In the root folder, you will also find files such as:

  • pubspec.yaml
    This is a configuration file, for your Flutter application. For those not experienced with YAML, this works by tab indentation, instead of open and closing brackets.

If you go to Run > Edit Configurations in Android Studio, you will see the Dart entrypoint. By default, this points to main.dart in your lib folder, and here is where your Flutter app starts.

Flutter Application

The default Flutter application is all contained in main.dart.

Entrypoint

In order for this file to be the starting point, there must be a void main(). This is where your app enters, and builds a new Flutter app.

void main() => runApp(new MyApp());

MyApp

MyApp is a StatelessWidget. Each widget has a build override, that passes a BuildContext through.

class MyApp extends StatelessWidget {
  // This widget is the root of your application.
  @override
  Widget build(BuildContext context) {
    return new MaterialApp(
      title: 'Flutter Demo',
      theme: new ThemeData(
        primarySwatch: Colors.blue,
      ),
      home: new MyHomePage(title: 'Flutter Demo Home Page'),
    );
  }
}

MaterialApp is an existing Widget in the Flutter framework, that contains, as the name suggests, a material looking shell for the app. It has a few arguments you can pass through, such as title and theme, and home, the first page of your app.

MyHomePage

The homepage is a StatefulWidget, and will hold state of your page.

class MyHomePage extends StatefulWidget {
  MyHomePage({Key key, this.title}) : super(key: key);

  final String title;

  @override
  _MyHomePageState createState() => new _MyHomePageState();
}

In here, you need to override the createState() method and assign it your state class.

MyHomePageState

This class, is where you will code most of your logic and UI. It all starts with a class that extends State<MyHomePage>.

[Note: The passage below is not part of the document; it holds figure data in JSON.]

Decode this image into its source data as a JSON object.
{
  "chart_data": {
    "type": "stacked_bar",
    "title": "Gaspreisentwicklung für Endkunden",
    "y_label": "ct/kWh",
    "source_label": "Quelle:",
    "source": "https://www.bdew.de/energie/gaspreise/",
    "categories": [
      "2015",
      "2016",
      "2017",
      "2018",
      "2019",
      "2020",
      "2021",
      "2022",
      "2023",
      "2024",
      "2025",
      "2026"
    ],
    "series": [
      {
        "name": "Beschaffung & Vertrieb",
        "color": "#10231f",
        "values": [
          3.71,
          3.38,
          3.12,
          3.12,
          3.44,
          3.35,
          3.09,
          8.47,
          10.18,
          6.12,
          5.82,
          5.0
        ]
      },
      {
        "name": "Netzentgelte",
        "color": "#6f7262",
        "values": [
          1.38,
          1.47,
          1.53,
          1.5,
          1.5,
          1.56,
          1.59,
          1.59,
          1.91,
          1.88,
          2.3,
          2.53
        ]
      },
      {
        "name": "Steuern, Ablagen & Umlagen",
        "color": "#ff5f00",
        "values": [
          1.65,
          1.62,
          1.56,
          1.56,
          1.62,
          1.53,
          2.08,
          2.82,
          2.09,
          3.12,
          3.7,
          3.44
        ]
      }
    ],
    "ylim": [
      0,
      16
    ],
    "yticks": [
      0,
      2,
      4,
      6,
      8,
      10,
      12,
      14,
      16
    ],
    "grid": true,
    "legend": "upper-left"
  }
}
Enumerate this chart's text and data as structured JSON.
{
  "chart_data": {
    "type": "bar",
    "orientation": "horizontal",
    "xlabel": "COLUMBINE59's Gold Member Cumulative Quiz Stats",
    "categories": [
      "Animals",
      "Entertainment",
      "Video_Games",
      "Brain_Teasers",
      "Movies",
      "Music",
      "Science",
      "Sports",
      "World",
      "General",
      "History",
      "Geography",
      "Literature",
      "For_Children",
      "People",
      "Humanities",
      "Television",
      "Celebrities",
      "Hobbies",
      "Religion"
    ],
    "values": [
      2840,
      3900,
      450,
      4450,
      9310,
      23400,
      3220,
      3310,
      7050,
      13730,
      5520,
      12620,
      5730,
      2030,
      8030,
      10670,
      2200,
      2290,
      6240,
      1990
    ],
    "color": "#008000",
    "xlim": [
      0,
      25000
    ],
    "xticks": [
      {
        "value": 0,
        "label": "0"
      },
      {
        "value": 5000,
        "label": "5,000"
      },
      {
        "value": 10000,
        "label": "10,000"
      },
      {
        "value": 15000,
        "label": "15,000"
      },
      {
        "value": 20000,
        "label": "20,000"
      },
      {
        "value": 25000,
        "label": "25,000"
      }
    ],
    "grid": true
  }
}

class _MyHomePageState extends State<MyHomePage> {
  int _counter = 0;

Any fields, such as _counter, are considered state. Next, you have a build method to override.

Note: This will run, every time your state changes. Your UI Widget Tree is immutable, and is rebuilt for any change made.

@override
Widget build(BuildContext context) {
  return new Scaffold(
    appBar: new AppBar(
      title: new Text(widget.title),
    ),
    body: new Center(
      child: new Column(
        mainAxisAlignment: MainAxisAlignment.center,
        children: <Widget>[
          new Text(
            'You have pushed the button this many times:',
          ),
          new Text(
            '$_counter',
            style: Theme.of(context).textTheme.display1,
          ),
        ],
      ),
    ),
    floatingActionButton: new FloatingActionButton(
      onPressed: _incrementCounter,
      tooltip: 'Increment',
      child: new Icon(Icons.add),
    ),
  );
}

In this code you will also notice, the onPressed: property, calls a method _incrementCounter.

void _incrementCounter() {
  setState(() {
    _counter++;
  });
}

Any method where you have changed the state, calls the setState method. In doing so, it rebuilds the UI, with the new state values. All of this put together is how a simple Flutter application works.